Allí está el gran error. Enamorarse de una mujer. El
hombre no dice que no haya que enamorarse de una mujer. Por supuesto que no.
Mejor dicho, el error no es enamorarse de una mujer sino que una mujer sea lo
primero de lo que nos enamoremos. Ese es el último estadio, tal vez el más
perfecto, tal vez el único inalcanzable, pero la ciencia del amor dicta que no
debe comenzarse nunca por allí. Primero hay que poder amar un árbol, una roca,
una nube. No voy a enredarme en buscar la lógica de esos tres objetos, aunque
sospecho que existe. Lo fundamental es que la ciencia del amor debe prepararnos
para poder amar cualquier cosa. Solo así se consigue la maestría, el dominio de
esa extraordinaria ciencia. Es una cuestión de técnica. Debe de haber algo muy
serio en esa afirmación, puesto que Leo, que hasta entonces se había mantenido
relativamente al margen salvo algún pequeño comentario socarrón, le ordena al
hombre que se calle. Y lo ordena a los gritos, como si hubiese escuchado algo
que no debía haber salido nunca de la boca del hombre.
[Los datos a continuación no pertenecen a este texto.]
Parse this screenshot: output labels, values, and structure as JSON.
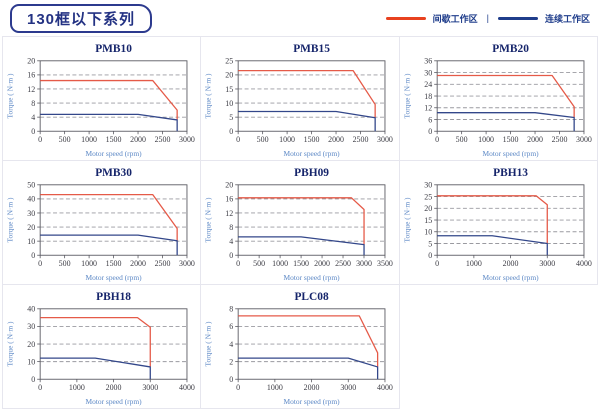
{
  "header": {
    "title": "130框以下系列",
    "legend": [
      {
        "label": "间歇工作区",
        "role": "intermittent"
      },
      {
        "label": "连续工作区",
        "role": "continuous"
      }
    ],
    "legend_separator": "|"
  },
  "colors": {
    "legend_intermittent": "#e8411f",
    "legend_continuous": "#1f3d8b",
    "curve_intermittent": "#e55a48",
    "curve_continuous": "#33478a",
    "chart_title": "#16256b",
    "axis_label": "#5b87c5",
    "tick_label": "#3c3c44",
    "gridline": "#9a9aa0",
    "plot_border": "#5a5a62",
    "panel_border": "#e6e6ee",
    "badge_border": "#2c3a8e",
    "badge_text": "#233283"
  },
  "chart_data": [
    {
      "type": "line",
      "title": "PMB10",
      "xlabel": "Motor speed (rpm)",
      "ylabel": "Torque ( N·m )",
      "xlim": [
        0,
        3000
      ],
      "ylim": [
        0,
        20
      ],
      "xticks": [
        0,
        500,
        1000,
        1500,
        2000,
        2500,
        3000
      ],
      "yticks": [
        0,
        4,
        8,
        12,
        16,
        20
      ],
      "grid": "horizontal-dashed",
      "legend_position": "none",
      "series": [
        {
          "name": "间歇工作区",
          "role": "intermittent",
          "points": [
            [
              0,
              14.4
            ],
            [
              2300,
              14.4
            ],
            [
              2800,
              6
            ],
            [
              2800,
              3.2
            ]
          ]
        },
        {
          "name": "连续工作区",
          "role": "continuous",
          "points": [
            [
              0,
              4.8
            ],
            [
              2000,
              4.8
            ],
            [
              2800,
              3.2
            ],
            [
              2800,
              0
            ]
          ]
        }
      ]
    },
    {
      "type": "line",
      "title": "PMB15",
      "xlabel": "Motor speed (rpm)",
      "ylabel": "Torque ( N·m )",
      "xlim": [
        0,
        3000
      ],
      "ylim": [
        0,
        25
      ],
      "xticks": [
        0,
        500,
        1000,
        1500,
        2000,
        2500,
        3000
      ],
      "yticks": [
        0,
        5,
        10,
        15,
        20,
        25
      ],
      "grid": "horizontal-dashed",
      "legend_position": "none",
      "series": [
        {
          "name": "间歇工作区",
          "role": "intermittent",
          "points": [
            [
              0,
              21.5
            ],
            [
              2350,
              21.5
            ],
            [
              2800,
              9.5
            ],
            [
              2800,
              4.8
            ]
          ]
        },
        {
          "name": "连续工作区",
          "role": "continuous",
          "points": [
            [
              0,
              7
            ],
            [
              2000,
              7
            ],
            [
              2800,
              4.8
            ],
            [
              2800,
              0
            ]
          ]
        }
      ]
    },
    {
      "type": "line",
      "title": "PMB20",
      "xlabel": "Motor speed (rpm)",
      "ylabel": "Torque ( N·m )",
      "xlim": [
        0,
        3000
      ],
      "ylim": [
        0,
        36
      ],
      "xticks": [
        0,
        500,
        1000,
        1500,
        2000,
        2500,
        3000
      ],
      "yticks": [
        0,
        6,
        12,
        18,
        24,
        30,
        36
      ],
      "grid": "horizontal-dashed",
      "legend_position": "none",
      "series": [
        {
          "name": "间歇工作区",
          "role": "intermittent",
          "points": [
            [
              0,
              28.5
            ],
            [
              2350,
              28.5
            ],
            [
              2800,
              12.5
            ],
            [
              2800,
              7
            ]
          ]
        },
        {
          "name": "连续工作区",
          "role": "continuous",
          "points": [
            [
              0,
              9.5
            ],
            [
              2000,
              9.5
            ],
            [
              2800,
              7
            ],
            [
              2800,
              0
            ]
          ]
        }
      ]
    },
    {
      "type": "line",
      "title": "PMB30",
      "xlabel": "Motor speed (rpm)",
      "ylabel": "Torque ( N·m )",
      "xlim": [
        0,
        3000
      ],
      "ylim": [
        0,
        50
      ],
      "xticks": [
        0,
        500,
        1000,
        1500,
        2000,
        2500,
        3000
      ],
      "yticks": [
        0,
        10,
        20,
        30,
        40,
        50
      ],
      "grid": "horizontal-dashed",
      "legend_position": "none",
      "series": [
        {
          "name": "间歇工作区",
          "role": "intermittent",
          "points": [
            [
              0,
              43
            ],
            [
              2300,
              43
            ],
            [
              2800,
              19
            ],
            [
              2800,
              10.3
            ]
          ]
        },
        {
          "name": "连续工作区",
          "role": "continuous",
          "points": [
            [
              0,
              14.3
            ],
            [
              2000,
              14.3
            ],
            [
              2800,
              10.3
            ],
            [
              2800,
              0
            ]
          ]
        }
      ]
    },
    {
      "type": "line",
      "title": "PBH09",
      "xlabel": "Motor speed (rpm)",
      "ylabel": "Torque ( N·m )",
      "xlim": [
        0,
        3500
      ],
      "ylim": [
        0,
        20
      ],
      "xticks": [
        0,
        500,
        1000,
        1500,
        2000,
        2500,
        3000,
        3500
      ],
      "yticks": [
        0,
        4,
        8,
        12,
        16,
        20
      ],
      "grid": "horizontal-dashed",
      "legend_position": "none",
      "series": [
        {
          "name": "间歇工作区",
          "role": "intermittent",
          "points": [
            [
              0,
              16.3
            ],
            [
              2700,
              16.3
            ],
            [
              3000,
              13
            ],
            [
              3000,
              3
            ]
          ]
        },
        {
          "name": "连续工作区",
          "role": "continuous",
          "points": [
            [
              0,
              5.2
            ],
            [
              1500,
              5.2
            ],
            [
              3000,
              3
            ],
            [
              3000,
              0
            ]
          ]
        }
      ]
    },
    {
      "type": "line",
      "title": "PBH13",
      "xlabel": "Motor speed (rpm)",
      "ylabel": "Torque ( N·m )",
      "xlim": [
        0,
        4000
      ],
      "ylim": [
        0,
        30
      ],
      "xticks": [
        0,
        1000,
        2000,
        3000,
        4000
      ],
      "yticks": [
        0,
        5,
        10,
        15,
        20,
        25,
        30
      ],
      "grid": "horizontal-dashed",
      "legend_position": "none",
      "series": [
        {
          "name": "间歇工作区",
          "role": "intermittent",
          "points": [
            [
              0,
              25.3
            ],
            [
              2700,
              25.3
            ],
            [
              3000,
              21.5
            ],
            [
              3000,
              5
            ]
          ]
        },
        {
          "name": "连续工作区",
          "role": "continuous",
          "points": [
            [
              0,
              8.3
            ],
            [
              1500,
              8.3
            ],
            [
              3000,
              5
            ],
            [
              3000,
              0
            ]
          ]
        }
      ]
    },
    {
      "type": "line",
      "title": "PBH18",
      "xlabel": "Motor speed (rpm)",
      "ylabel": "Torque ( N·m )",
      "xlim": [
        0,
        4000
      ],
      "ylim": [
        0,
        40
      ],
      "xticks": [
        0,
        1000,
        2000,
        3000,
        4000
      ],
      "yticks": [
        0,
        10,
        20,
        30,
        40
      ],
      "grid": "horizontal-dashed",
      "legend_position": "none",
      "series": [
        {
          "name": "间歇工作区",
          "role": "intermittent",
          "points": [
            [
              0,
              35
            ],
            [
              2650,
              35
            ],
            [
              3000,
              29.5
            ],
            [
              3000,
              7
            ]
          ]
        },
        {
          "name": "连续工作区",
          "role": "continuous",
          "points": [
            [
              0,
              12
            ],
            [
              1500,
              12
            ],
            [
              3000,
              7
            ],
            [
              3000,
              0
            ]
          ]
        }
      ]
    },
    {
      "type": "line",
      "title": "PLC08",
      "xlabel": "Motor speed (rpm)",
      "ylabel": "Torque ( N·m )",
      "xlim": [
        0,
        4000
      ],
      "ylim": [
        0,
        8
      ],
      "xticks": [
        0,
        1000,
        2000,
        3000,
        4000
      ],
      "yticks": [
        0,
        2,
        4,
        6,
        8
      ],
      "grid": "horizontal-dashed",
      "legend_position": "none",
      "series": [
        {
          "name": "间歇工作区",
          "role": "intermittent",
          "points": [
            [
              0,
              7.2
            ],
            [
              3300,
              7.2
            ],
            [
              3800,
              3
            ],
            [
              3800,
              1.4
            ]
          ]
        },
        {
          "name": "连续工作区",
          "role": "continuous",
          "points": [
            [
              0,
              2.4
            ],
            [
              3000,
              2.4
            ],
            [
              3800,
              1.4
            ],
            [
              3800,
              0
            ]
          ]
        }
      ]
    }
  ]
}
Es una ciencia que evoluciona lentamente. A una
pregunta del niño, el hombre responde que aún no ha encontrado a la mujer. Que
todavía es muy pronto. Que no está preparado. Pero que sí está seguro de amarlo
a él, a ese niño al que jamás había visto en su vida, y al que probablemente al
traspasar la puerta del bar no volverá a ver nunca.
Leo, que ha visto muchas cosas, responde
negativamente a las preguntas del niño. El hombre no está borracho, ni drogado,
ni es un loco. Es bastante probable que haya conquistado una ciencia. Nunca hay
que empezar enamorándose de una mujer.